Era cominciata così: lo sguardo feroce, l’aria di sfida, da guappo, il capello scolpito, il profilo offerto con protervia al popolo rivale. A lui gli occhi: c’è Cristiano Ronaldo a Madrid, casa sua, nell’altra stanza però, quella dell’Atletico. E che ti aspettavi? Ad accoglierlo durante il riscaldamento i fischi dei 70.000 del Wanda Metropolitano; saranno la colonna sonora della sua serata. Ad ogni tocco, ad ogni accenno di corsa. Fischi. Fischi. Fischi. Cristiano per l’Atletico è l’incubo che (ri)prende forma, il nemico pubblico numero uno: 22 gol in 31 partite contro i Colchoneros, compresa la tripletta letale nella semifinale del 2017, uomo del destino – soprattutto – nelle due finali di Champions, a Lisbona (2014) e due anni dopo a Milano (2016), con l’ultimo rigore, quello decisivo.

LA SUA PARTITA. Primo pallone toccato dopo due minuti, un alleggerimento per Pjanic. Primo fallo subito (spinta di Gimenez) dopo sei. Prima conclusione verso la porta due minuti dopo, una sventola su punizione che Oblak devia sopra la traversa: sarà l’unico tiro (dei 7 totali) nello specchio della porta.
Parte a destra, dopo venti minuti si sposta a sinistra. E’ un’anima in pena. Primo fallo commesso alla mezzora, sempre su Gimenez. La Juve non riesce ad alzare il ritmo delle giocate, a Cristiano manca l’aria, con Dybala non c’è dialogo. Prima dell’intervallo Juanfran gli zompa sulla caviglia sinistra, brutte cose. 40 palloni toccati nel primo tempo, saliranno 72 a fine partita. Si riparte, ripresa: Cristiano in difesa, c’è qualcosa che non torna se lui è lì. Colpisce di testa, il pallone sbatte sulla mano di Mandzukic. Brividi. Silent-check, era involontario. Un lampo settanta metri più in là: accelera, ruba il tempo a Gimenez, Godin ne interrompe le intenzioni e rimpalla il tiro.

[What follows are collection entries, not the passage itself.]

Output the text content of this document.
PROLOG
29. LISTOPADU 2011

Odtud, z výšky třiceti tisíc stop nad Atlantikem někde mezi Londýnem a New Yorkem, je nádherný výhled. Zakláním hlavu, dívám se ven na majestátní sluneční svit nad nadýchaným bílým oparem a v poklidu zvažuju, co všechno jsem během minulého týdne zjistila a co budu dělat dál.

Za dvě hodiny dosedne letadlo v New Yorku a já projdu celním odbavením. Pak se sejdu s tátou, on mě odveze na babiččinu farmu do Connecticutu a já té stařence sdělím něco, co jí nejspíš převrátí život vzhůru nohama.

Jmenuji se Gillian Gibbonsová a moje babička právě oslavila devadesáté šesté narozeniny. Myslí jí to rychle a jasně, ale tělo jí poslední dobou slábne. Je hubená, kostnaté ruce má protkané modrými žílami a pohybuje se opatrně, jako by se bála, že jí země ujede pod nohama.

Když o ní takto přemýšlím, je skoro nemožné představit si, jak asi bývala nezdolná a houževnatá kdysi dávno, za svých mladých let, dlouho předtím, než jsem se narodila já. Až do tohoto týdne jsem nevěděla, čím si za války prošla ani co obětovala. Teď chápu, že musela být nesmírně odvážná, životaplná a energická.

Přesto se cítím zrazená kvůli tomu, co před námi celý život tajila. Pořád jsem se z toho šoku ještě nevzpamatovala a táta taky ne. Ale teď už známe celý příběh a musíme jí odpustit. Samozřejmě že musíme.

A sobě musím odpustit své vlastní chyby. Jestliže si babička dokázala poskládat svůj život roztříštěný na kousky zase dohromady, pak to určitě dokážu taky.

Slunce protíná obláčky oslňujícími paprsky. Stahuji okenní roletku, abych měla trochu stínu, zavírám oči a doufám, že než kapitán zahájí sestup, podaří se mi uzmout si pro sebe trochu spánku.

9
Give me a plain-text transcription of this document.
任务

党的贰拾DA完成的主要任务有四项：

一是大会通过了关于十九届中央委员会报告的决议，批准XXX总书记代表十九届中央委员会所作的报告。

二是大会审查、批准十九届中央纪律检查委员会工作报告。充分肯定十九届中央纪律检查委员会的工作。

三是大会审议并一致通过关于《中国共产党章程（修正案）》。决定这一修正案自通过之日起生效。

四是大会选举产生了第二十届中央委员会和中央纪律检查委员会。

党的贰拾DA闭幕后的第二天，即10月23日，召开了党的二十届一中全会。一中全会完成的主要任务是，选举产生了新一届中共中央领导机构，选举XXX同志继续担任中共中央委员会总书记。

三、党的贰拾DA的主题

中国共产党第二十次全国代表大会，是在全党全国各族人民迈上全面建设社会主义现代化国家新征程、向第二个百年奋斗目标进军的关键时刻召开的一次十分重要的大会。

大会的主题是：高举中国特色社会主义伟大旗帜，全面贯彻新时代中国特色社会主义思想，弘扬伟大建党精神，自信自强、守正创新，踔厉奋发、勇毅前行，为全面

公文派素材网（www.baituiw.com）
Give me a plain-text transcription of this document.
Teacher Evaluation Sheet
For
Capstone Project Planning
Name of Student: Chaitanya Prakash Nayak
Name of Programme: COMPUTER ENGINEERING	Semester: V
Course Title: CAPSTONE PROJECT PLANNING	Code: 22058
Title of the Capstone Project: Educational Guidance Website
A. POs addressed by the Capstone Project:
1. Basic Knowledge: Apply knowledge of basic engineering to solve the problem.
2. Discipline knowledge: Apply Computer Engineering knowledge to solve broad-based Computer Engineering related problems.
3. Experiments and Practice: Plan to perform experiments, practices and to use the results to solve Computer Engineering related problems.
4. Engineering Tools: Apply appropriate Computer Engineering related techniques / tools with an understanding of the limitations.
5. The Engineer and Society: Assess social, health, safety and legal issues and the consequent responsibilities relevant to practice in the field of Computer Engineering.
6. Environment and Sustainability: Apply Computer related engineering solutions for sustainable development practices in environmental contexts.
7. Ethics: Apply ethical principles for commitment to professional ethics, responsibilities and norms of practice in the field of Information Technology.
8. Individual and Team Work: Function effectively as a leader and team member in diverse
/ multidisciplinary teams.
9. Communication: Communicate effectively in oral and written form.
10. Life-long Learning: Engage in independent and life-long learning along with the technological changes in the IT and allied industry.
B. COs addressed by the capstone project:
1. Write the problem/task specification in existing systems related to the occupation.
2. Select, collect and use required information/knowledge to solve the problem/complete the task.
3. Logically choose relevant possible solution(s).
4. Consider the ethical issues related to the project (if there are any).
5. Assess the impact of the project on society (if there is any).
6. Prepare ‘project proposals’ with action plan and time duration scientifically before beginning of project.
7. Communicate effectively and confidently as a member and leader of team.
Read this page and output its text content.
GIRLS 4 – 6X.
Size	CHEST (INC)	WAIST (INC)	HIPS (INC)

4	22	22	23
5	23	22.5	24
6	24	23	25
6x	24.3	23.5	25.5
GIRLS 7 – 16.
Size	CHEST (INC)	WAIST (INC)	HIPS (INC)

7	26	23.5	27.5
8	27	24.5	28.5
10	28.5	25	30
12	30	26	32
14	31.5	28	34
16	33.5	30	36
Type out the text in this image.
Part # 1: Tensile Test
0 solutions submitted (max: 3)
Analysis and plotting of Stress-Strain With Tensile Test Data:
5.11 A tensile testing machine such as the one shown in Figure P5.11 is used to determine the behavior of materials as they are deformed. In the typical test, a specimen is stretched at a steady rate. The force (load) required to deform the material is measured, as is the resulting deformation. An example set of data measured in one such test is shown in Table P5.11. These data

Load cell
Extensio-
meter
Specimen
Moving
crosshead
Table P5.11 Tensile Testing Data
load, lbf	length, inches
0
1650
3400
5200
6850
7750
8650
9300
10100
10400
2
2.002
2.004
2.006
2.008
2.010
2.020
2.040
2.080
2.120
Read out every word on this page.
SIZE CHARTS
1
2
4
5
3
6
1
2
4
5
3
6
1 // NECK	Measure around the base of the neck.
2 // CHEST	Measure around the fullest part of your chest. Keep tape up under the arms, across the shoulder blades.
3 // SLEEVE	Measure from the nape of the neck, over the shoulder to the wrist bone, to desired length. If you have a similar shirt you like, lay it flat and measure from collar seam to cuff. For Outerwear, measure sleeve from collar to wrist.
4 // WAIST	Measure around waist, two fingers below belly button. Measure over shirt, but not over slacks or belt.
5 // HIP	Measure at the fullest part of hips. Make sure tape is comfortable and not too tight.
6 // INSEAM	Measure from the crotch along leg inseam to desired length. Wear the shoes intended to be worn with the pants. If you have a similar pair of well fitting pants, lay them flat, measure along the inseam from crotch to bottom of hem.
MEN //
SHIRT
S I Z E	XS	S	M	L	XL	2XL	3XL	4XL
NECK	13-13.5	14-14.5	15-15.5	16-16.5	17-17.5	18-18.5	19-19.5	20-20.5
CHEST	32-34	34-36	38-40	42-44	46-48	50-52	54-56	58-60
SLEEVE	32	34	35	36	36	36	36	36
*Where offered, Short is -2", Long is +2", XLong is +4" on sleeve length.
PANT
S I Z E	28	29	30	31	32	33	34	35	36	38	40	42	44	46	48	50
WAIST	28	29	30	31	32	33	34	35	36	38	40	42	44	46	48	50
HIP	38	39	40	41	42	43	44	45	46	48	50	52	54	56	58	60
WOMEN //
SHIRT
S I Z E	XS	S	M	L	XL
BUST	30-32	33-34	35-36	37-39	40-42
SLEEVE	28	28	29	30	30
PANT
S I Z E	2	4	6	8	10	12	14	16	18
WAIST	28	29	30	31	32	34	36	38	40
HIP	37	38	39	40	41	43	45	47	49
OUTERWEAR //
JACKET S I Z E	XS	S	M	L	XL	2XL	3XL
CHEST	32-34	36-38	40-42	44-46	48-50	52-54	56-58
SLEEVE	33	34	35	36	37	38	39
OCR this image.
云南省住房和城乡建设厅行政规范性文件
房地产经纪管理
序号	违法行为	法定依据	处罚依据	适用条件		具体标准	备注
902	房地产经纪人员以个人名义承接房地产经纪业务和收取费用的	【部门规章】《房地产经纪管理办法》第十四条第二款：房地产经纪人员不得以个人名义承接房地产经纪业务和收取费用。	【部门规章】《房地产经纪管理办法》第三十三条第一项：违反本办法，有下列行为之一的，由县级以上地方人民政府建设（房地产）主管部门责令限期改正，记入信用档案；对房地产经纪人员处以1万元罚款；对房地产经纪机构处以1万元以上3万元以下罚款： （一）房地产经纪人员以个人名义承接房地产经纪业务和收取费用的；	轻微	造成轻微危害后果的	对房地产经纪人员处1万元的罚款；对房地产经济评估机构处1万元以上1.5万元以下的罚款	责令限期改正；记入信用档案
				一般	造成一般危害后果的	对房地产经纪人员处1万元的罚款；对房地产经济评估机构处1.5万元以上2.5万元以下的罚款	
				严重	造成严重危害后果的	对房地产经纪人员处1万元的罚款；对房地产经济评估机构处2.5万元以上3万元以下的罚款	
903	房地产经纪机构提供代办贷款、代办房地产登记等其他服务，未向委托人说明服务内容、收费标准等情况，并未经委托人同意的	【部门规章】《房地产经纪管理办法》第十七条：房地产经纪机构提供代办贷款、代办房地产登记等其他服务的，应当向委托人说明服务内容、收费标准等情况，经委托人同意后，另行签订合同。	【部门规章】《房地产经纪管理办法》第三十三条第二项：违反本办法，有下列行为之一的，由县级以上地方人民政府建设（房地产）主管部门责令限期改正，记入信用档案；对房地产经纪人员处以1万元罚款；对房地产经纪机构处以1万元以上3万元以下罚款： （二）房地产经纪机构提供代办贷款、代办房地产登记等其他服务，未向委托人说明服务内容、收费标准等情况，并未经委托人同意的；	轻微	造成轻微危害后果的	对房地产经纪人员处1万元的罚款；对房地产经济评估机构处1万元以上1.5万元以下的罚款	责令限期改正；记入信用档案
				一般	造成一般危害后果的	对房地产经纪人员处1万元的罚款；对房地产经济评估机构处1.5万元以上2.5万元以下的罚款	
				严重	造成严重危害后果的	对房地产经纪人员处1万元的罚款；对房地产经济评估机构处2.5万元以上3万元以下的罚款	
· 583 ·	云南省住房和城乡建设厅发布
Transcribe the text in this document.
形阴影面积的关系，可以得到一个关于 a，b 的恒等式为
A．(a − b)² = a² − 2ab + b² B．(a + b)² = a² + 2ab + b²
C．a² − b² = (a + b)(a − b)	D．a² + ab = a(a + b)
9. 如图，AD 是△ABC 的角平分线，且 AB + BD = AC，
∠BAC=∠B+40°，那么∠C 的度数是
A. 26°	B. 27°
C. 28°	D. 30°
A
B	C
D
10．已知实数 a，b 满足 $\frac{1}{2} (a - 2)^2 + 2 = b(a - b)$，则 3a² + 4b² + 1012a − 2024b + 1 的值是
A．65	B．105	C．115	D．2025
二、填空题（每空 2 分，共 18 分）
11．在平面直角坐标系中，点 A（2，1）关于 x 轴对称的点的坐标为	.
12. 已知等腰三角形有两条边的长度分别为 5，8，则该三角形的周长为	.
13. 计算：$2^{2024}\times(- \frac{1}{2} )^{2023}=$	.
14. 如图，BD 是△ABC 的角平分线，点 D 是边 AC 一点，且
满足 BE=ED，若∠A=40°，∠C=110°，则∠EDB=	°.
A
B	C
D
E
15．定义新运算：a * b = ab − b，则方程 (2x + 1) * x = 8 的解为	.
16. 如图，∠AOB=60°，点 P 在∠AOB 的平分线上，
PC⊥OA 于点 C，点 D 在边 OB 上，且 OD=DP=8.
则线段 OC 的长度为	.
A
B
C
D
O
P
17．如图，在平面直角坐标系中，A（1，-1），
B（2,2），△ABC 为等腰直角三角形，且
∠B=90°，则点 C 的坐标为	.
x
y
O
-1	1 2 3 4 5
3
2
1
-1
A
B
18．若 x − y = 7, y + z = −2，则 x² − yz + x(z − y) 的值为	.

Ma i due hanno la vendetta in tasca. 1-0 Gimenez, 2-0 Godin. Nel recupero, stacca di testa per l’ultima occasione. Si dispera. Finisce alto, finisce male.

FLOP. Niente da fare. Il Cristiano in versione Champions rimane inchiodato ad una contabilità da signor nessuno. Un solo gol finora, contro il Manchester United nel girone. Eppure: fino all’anno scorso erano 60 i gol segnati nella fase a eliminazione diretta (sono 120 nelle 159 presenze complessive in Champions, preliminari esclusi).
La Champions era la sua riserva di caccia, la garçonniere dove esibirsi nelle acrobazie che già l’hanno reso eterno senza bisogno di ulteriori conferme, il teatro preferito di opere monumentali che resteranno nella storia dell’arte, ops, volevamo dire del calcio. Era. Se può esserlo ancora lo sa lui, lo sanno meglio i due che lo marcavano.